Does the eBPF program need to communicate with userspace?

For example, can there be an eBPF "hello world" Dalek modulator that just sits between ALSA's audio input and output?


sure there could, but that's utterly unrelated in practical terms to what i think we're discussing, which is ways in which eBPF could impact full-scale audio software rather than limited inline DSP.


Hm, good point. But couldn't you say the same thing about CUDA? There is an overhead involved in shunting data to and from the cores ... but the nature of the work being done, and the massive parallelism, mean the overall end-to-end volume of throughput increases dramatically.

I don't know enough about audio processing to answer your specific question ... but processing network traffic for instance, you have the opportunity to "do things" with traffic. For instance partially decode PDUs to see if they interest you, and then pass them on to user-land for more in-depth processing if so ...

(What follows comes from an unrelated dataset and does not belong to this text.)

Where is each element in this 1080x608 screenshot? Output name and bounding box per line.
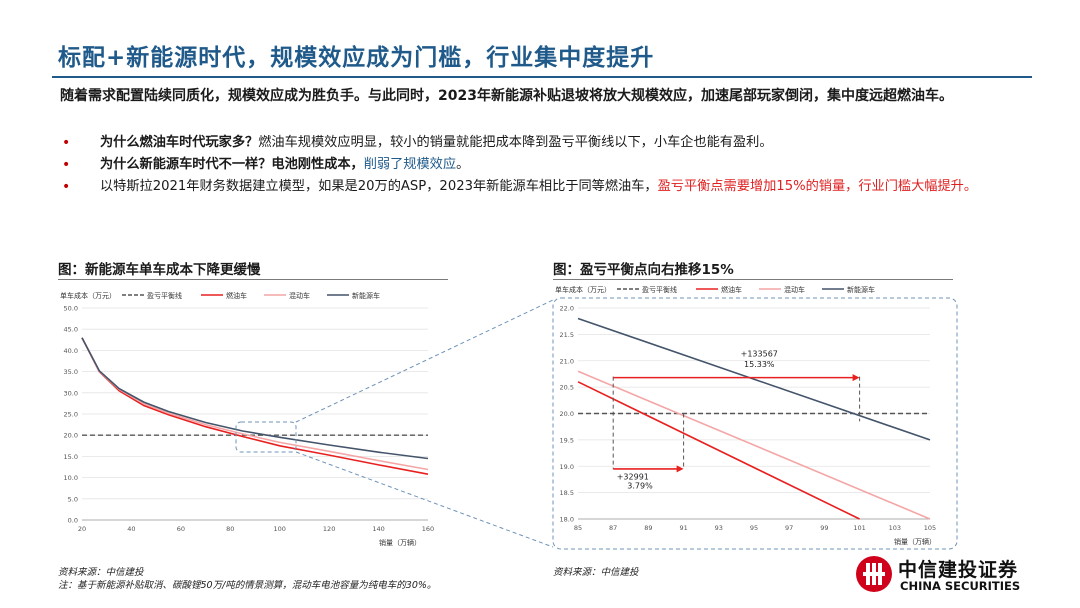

EDIT I think you're thinking in terms exclusively of `mapping` operations, but this kind of thing can be great for `reducing` or filtering.


There's bandwidth and there's latency. CUDA has the bandwidth, but not the latency, for generalizable low latency audio processing.


It could still be considered low latency by adding the constraint that all use cases are in the category of call-and-response musical forms. :)


Great idea for audio but that sounds very challenging given BPF's lack of support for floating point types and instructions [0].

I suppose it's possible to do audio processing being limited to integer arithmetic. BPF does have multiply and divide instructions at least.